I guess it depends on the definition of "in the studio". The 3 kHz tone is definitely not there during the recording. However, it may be there in the monitors when doing the mix. That being said, unless the monitors have exactly the same non-linearity as your speakers (highly unlikely), what you're hearing at home is not what they heard from the studio monitors.
I addressed that already. In general, we do not hear exactly what is in the studio whether we are talking about in-band or ultrasonic tones. What is certain though is that if the distortion exists in the studio and you completely remove it before giving the material to me, for sure you have magnified the difference.
What makes you believe that your speakers have the same non-linearity as the studio monitors? After all, the power of the 3 kHz tone depends only on the speaker non-linearity.

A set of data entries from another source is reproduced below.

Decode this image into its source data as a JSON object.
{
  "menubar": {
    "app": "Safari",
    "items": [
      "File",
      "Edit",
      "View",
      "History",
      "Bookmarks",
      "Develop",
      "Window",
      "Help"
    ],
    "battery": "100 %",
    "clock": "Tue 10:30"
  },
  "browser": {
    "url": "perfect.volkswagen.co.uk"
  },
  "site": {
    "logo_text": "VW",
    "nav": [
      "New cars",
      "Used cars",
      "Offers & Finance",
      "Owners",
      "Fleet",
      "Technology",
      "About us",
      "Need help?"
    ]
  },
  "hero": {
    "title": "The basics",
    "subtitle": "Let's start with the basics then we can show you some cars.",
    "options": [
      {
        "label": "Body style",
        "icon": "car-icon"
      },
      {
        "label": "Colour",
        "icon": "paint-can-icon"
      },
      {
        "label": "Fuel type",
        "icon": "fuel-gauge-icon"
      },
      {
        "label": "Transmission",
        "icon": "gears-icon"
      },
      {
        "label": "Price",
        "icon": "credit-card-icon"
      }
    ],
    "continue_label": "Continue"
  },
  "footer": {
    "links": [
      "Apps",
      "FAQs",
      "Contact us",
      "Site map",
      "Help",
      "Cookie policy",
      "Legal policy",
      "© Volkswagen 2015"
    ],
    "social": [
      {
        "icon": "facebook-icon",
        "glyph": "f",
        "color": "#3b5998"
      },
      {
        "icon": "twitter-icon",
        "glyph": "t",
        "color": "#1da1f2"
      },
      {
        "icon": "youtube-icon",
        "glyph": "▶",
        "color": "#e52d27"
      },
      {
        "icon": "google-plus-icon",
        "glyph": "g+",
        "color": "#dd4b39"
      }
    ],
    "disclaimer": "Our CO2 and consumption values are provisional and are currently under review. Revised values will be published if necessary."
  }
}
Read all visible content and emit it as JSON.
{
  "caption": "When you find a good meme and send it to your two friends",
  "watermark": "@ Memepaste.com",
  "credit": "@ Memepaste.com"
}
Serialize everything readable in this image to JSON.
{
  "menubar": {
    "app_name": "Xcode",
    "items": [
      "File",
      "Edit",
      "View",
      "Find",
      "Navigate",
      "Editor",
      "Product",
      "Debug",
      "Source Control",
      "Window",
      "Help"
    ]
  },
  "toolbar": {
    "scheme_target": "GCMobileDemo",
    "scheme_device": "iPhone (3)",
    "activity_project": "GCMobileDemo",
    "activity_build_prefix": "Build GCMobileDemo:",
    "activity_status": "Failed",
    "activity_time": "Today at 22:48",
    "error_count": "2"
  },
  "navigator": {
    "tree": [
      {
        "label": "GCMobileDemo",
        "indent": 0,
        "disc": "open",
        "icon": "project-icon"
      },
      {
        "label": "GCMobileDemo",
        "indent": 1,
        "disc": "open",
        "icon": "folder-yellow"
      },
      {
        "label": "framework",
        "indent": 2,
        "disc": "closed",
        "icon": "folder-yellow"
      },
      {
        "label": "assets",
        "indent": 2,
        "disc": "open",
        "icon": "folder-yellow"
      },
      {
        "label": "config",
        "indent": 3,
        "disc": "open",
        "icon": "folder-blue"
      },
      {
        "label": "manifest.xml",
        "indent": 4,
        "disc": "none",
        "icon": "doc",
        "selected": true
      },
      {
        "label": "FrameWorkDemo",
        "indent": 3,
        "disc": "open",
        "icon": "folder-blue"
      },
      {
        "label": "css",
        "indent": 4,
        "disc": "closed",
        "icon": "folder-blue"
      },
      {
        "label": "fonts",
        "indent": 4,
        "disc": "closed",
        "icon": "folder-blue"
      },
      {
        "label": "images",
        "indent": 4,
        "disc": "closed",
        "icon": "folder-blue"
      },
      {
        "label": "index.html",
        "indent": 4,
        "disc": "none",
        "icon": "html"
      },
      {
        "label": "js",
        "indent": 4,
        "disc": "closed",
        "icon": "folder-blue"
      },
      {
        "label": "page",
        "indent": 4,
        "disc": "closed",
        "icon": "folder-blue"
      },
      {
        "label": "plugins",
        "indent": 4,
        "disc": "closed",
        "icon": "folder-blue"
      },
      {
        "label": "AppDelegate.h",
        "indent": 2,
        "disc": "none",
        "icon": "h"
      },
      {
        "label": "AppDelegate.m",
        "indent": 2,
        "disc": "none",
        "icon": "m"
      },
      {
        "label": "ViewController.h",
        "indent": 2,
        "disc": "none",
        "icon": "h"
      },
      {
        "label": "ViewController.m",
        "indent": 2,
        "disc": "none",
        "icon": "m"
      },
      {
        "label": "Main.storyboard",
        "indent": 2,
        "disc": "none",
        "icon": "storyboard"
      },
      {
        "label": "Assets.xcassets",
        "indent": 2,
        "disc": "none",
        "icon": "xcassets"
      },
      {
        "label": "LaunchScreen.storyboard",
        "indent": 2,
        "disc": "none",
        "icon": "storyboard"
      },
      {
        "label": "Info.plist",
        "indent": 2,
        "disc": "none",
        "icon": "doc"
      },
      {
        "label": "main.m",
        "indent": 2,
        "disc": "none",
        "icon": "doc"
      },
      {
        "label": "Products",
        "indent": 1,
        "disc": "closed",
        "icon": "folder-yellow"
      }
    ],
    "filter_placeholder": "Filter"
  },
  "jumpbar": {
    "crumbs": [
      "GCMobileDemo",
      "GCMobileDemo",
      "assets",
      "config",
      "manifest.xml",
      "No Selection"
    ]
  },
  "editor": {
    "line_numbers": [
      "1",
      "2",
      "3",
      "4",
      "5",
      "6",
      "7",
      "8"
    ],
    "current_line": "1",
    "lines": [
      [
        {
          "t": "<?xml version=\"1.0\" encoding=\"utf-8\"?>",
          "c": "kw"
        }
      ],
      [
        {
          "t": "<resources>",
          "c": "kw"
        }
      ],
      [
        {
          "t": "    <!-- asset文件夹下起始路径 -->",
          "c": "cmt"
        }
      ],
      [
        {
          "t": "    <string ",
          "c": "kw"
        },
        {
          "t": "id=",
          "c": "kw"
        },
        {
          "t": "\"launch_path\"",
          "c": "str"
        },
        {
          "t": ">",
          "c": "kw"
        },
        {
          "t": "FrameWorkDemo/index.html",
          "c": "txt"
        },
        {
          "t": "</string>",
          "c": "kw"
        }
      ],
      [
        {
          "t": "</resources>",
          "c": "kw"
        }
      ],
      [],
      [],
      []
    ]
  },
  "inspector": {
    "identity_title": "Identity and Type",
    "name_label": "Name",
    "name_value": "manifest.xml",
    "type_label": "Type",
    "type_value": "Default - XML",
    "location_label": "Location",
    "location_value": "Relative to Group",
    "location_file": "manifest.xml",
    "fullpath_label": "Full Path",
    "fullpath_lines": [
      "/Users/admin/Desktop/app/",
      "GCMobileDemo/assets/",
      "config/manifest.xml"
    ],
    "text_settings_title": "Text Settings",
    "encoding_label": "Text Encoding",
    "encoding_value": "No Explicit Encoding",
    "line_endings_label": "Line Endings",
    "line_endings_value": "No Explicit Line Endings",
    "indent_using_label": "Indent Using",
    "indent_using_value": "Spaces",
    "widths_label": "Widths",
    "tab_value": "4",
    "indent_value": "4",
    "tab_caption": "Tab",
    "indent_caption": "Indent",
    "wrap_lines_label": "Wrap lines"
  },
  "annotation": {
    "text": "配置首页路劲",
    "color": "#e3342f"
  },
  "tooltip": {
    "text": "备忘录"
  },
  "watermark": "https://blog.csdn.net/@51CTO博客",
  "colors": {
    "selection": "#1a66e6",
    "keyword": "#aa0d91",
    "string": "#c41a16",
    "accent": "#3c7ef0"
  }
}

Per above the biggest difference will come if you completely remove any of those tones in the version I get. Now, that may be a good thing. But it may also be a bad thing. For that reason, I keep making a point that you ignore in response after response: that I can perform the same signal processing at home, removing the ultrasonics. When *I* do it, I have a choice of leaving it there, removing a bit of it, or a lot of it. And even change these decisions on a track by track basis after performing a listening test. There is no way someone doing this upstream without access to my sound system can do the same.
Interestingly, I haven't seen any speaker manufacturer include "ultrasonic non-linearity" in its specs.
They don't give you that for in-band either. It is only through third-party testing such as Soundstage network that we get any distortion data. In that sense, the issue remains that we can't replicate what is in the studio 1:1.
So maybe you're getting 10 dB more than what's in the studio monitors, or maybe 10 dB less. Who knows. OTOH, if you record the output of the studio monitors (or more simply, simulate the same non-linearity), then you can at least have hear the same thing.
If I have a -6 db fs 1 Khz tone in the recording, I may be hearing it at -10 dbfs and in the mixing studio, -3. Your solution seems to be to remove the 1Khz tone because of this variation even though when the music was mixed, they would not do that. That is a strange argument per above in that if there is any harm, I can handle it myself.
Bottom line is the logical point I made: you have not shown any reason to truncate data in the studio. If you and others are personally concerned about these things and think the person mastering the track knows more than you do about your system, then by all means, get the 16/44.1 version of it. They almost always offer this version in parallel to the high-res version and if they didn't, you can perform the conversion yourself. If you think the bar needs to be even lower at compressed signals, they offer that also in the form of MP3 and AAC. To the extent someone is paying a premium for music, then we should give them all the bits.
Of note, the content owners have responded to consumer demand for much smaller files than CDs by lowering the quality bar. Folks here say let there be an offer above CD too. Even if it is all psychological, they still want that choice. I see no technical or business reasons to not do that.
Fortunately for all the protests the labels are providing these high-res files. So at the end of the day, your argument is not something that is resonating with the content providers or their consumers. It all becomes a forum tug-o-war with nothing constructive. Bob's article came out when folks were deciding the formats for DVD-A and SACD. Now it is all done and we have moved on.
The above point is important: somehow we managed to get the content owners to release their "master" bits. People in video would kill for the 4K versions for video but that is not happening. In music, there was a time that the labels would throw you out the door if you asked for their "masters" to be released, much less with no copy protection! But here we are with the right thing happening: customer wants it and the content owner appears fearless for a change and servicing them. So unless you work for the Inquirer and want to aim for publicity, we need to move on.